Saturday May 7 2005
Girls rarest in Ranigunj [Scroll down to read "Govt concerned over female foeticide, decline"]
Hyderabad, May 6: For every 1,000 boys in Ranigunj area of Secunderabad, there are just 838 girls, making it the area with the lowest sex ratio in the state. The average sex ratio in the twin cities is 942 girls per 1,000 boys. Thanks to these alarming statistics, the state government now plans to conduct a full-fledged survey by a team of psychologists and sociologists to find out the reason for the low population of girls, said principal
secretary (medical and health) I. V. Subba Rao.
Significantly, a survey by Hyderabad district authorities found as many as 100 medical scanning centres within a 5 km radius of Ranigunj. Officials believe that unauthorised and illegal amniocentesis and prenatal sex determination tests conducted by some of these centres could be responsible for the poor sex ratio in the area.
Hyderabad district collector Arvind Kumar said a medical scan audit would be introduced in the capital to keep a close watch on these centres. "Trained matrons will closely follow pregnant women visiting these scanning centres till delivery. A campaign will be launched on May 11," he pointed out.
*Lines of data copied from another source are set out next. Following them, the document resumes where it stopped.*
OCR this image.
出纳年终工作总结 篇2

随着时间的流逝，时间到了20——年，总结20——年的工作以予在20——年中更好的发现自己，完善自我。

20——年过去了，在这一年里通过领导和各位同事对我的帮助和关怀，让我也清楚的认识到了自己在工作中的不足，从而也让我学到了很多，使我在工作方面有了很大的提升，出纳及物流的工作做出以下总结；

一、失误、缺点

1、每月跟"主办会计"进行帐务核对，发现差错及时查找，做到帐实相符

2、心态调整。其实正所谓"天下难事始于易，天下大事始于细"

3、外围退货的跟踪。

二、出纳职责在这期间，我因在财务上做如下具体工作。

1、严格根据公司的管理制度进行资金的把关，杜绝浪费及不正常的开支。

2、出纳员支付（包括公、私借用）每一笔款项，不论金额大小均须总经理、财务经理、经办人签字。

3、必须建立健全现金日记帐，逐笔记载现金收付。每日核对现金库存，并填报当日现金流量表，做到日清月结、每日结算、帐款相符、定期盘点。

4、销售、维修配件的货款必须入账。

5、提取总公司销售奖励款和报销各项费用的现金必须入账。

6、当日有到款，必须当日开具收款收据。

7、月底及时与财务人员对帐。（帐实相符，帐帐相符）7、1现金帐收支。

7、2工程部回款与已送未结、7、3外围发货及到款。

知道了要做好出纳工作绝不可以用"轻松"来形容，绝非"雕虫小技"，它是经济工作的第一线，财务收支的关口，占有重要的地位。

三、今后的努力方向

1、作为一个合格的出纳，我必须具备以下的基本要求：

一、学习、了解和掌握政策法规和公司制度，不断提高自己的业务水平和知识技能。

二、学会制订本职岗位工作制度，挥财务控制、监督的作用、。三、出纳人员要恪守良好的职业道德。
All the scanning centres have been directed to submit reports to the district medical and health officer by the fifth of every month.
Wednesday May 4 2005
Govt concerned over female foeticide, decline
DH News Service New Delhi
Faced with criticism due to a spiralling of female foeticide cases the Centre, on Tuesday said in the Lok Sabha that a fresh proposal to enhance the punishment of doctors performing sex selection violating the Pre-Natal Diagnostic Techniques (Regulations and Prevention of Misuse) Act (PNDT), was being considered.
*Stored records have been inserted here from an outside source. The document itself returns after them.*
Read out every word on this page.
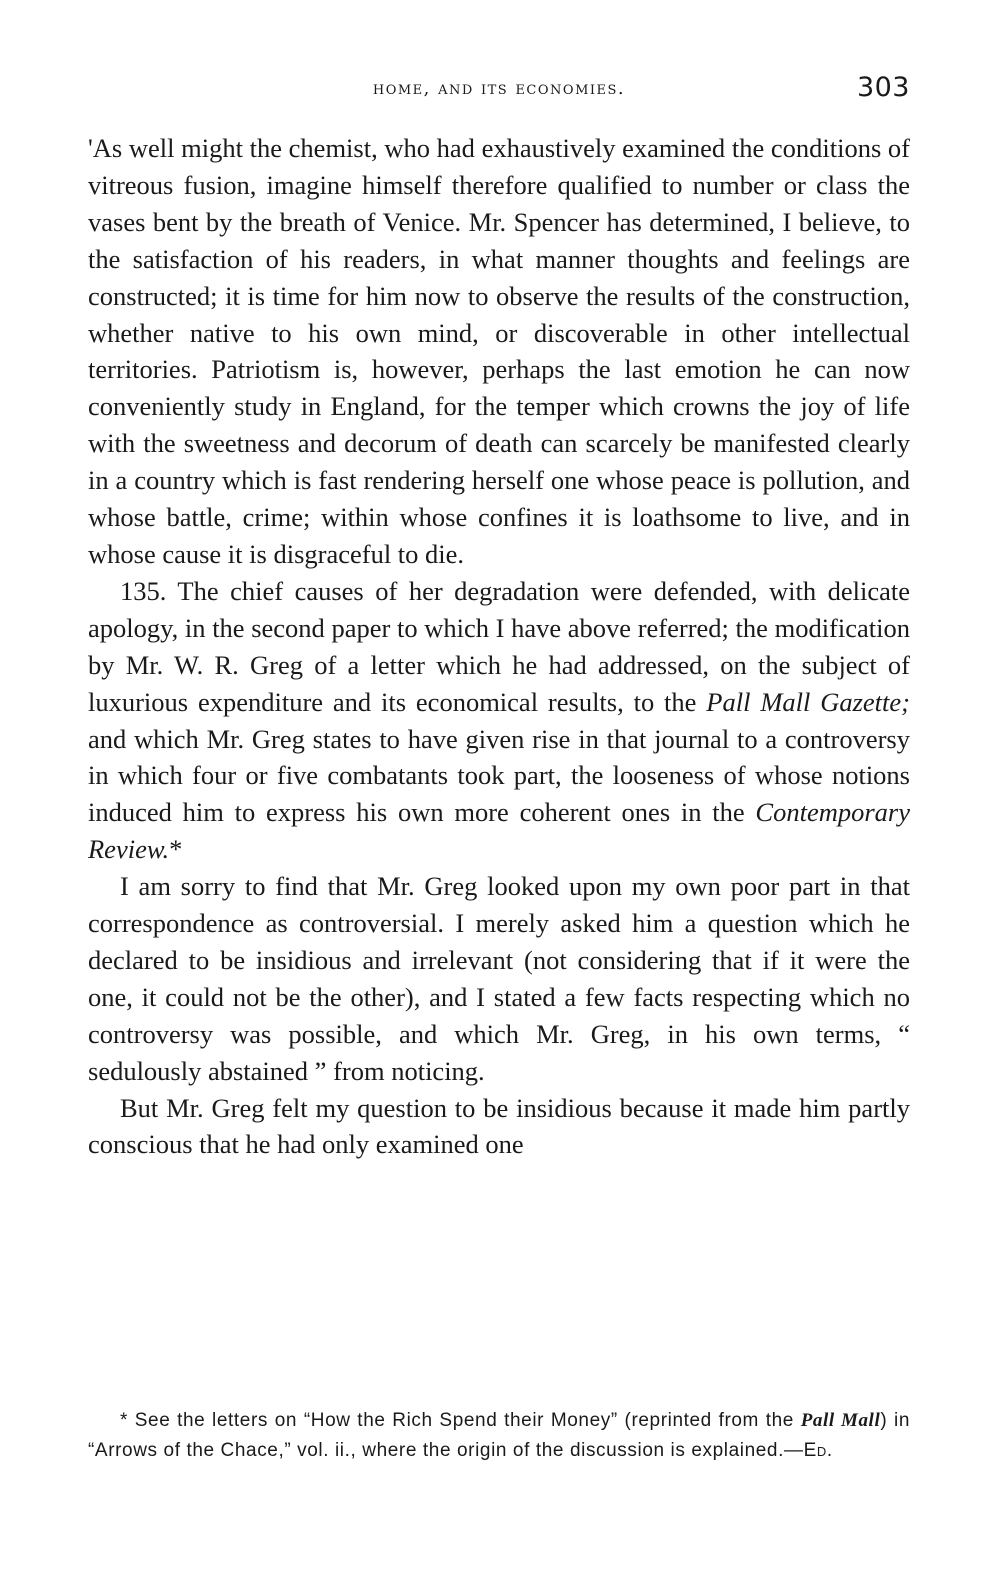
home, and its economies.	303

'As well might the chemist, who had exhaustively examined the conditions of vitreous fusion, imagine himself therefore qualified to number or class the vases bent by the breath of Venice. Mr. Spencer has determined, I believe, to the satisfaction of his readers, in what manner thoughts and feelings are constructed; it is time for him now to observe the results of the construction, whether native to his own mind, or discoverable in other intellectual territories. Patriotism is, however, perhaps the last emotion he can now conveniently study in England, for the temper which crowns the joy of life with the sweetness and decorum of death can scarcely be manifested clearly in a country which is fast rendering herself one whose peace is pollution, and whose battle, crime; within whose confines it is loathsome to live, and in whose cause it is disgraceful to die.

135. The chief causes of her degradation were defended, with delicate apology, in the second paper to which I have above referred; the modification by Mr. W. R. Greg of a letter which he had addressed, on the subject of luxurious expenditure and its economical results, to the Pall Mall Gazette; and which Mr. Greg states to have given rise in that journal to a controversy in which four or five combatants took part, the looseness of whose notions induced him to express his own more coherent ones in the Contemporary Review.*

I am sorry to find that Mr. Greg looked upon my own poor part in that correspondence as controversial. I merely asked him a question which he declared to be insidious and irrelevant (not considering that if it were the one, it could not be the other), and I stated a few facts respecting which no controversy was possible, and which Mr. Greg, in his own terms, “ sedulously abstained ” from noticing.

But Mr. Greg felt my question to be insidious because it made him partly conscious that he had only examined one

* See the letters on “How the Rich Spend their Money” (reprinted from the Pall Mall) in “Arrows of the Chace,” vol. ii., where the origin of the discussion is explained.—Ed.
At the same time, the government also plans to employ decoy customers to identify the erring doctors, Union Health Minister Dr Anbumani Ramadoss said responding to a Calling Attention motion.
The minister admitted that though as many as 303 cases had been registered with various courts and police till March 31, nobody had been punished so far.
Describing the menace as an unfortunate state of affairs, Speaker Somnath Chatterjee said that the country needed to wake up and face the problem.
The last census report showed that the sex ratio, calculated as the number of girls per 1000 boys in the 0-6 age group, had declined from 945 girls per 1000 boys in the 1991 census to 927 during the 2001 census with four states—Punjab, Haryana, Himachal, and Gujarat—falling into the category of having fewer than 800 girls per 1000 boys, for the first time.
In Punjab the decline was in 10 of the 17 districts, whereas in Haryana state almost all districts recorded fewer than 850 girls. In Fatehgarh (Punjab) the number of girls declined to 754 per 1000 boys.
Experts were of the opinion that explanations for this phenomenon included the traditional Indian penchant for a male son—who supports the parents in old age and performs their last rites during cremation—whereas females are considered a burden and a liability on whom the parents have to spend huge amounts as dowry for getting married.
A national surveillance has been constituted in the ministry to assist appropriate authorities of the problem states and to pick up the guilty doctors. The PNDT was also amended to give more teeth to the law and to curb sex selection not only at the fetal stage but also at the early-conception level.
Violation of the act is a punishable offence with imprisonment up to five years and a fine up to Rs 1 lakh, besides cancellation of registration and license.
To check misuse of ultrasound technology, the government has started a registration process and so far 26,199 units have been registered.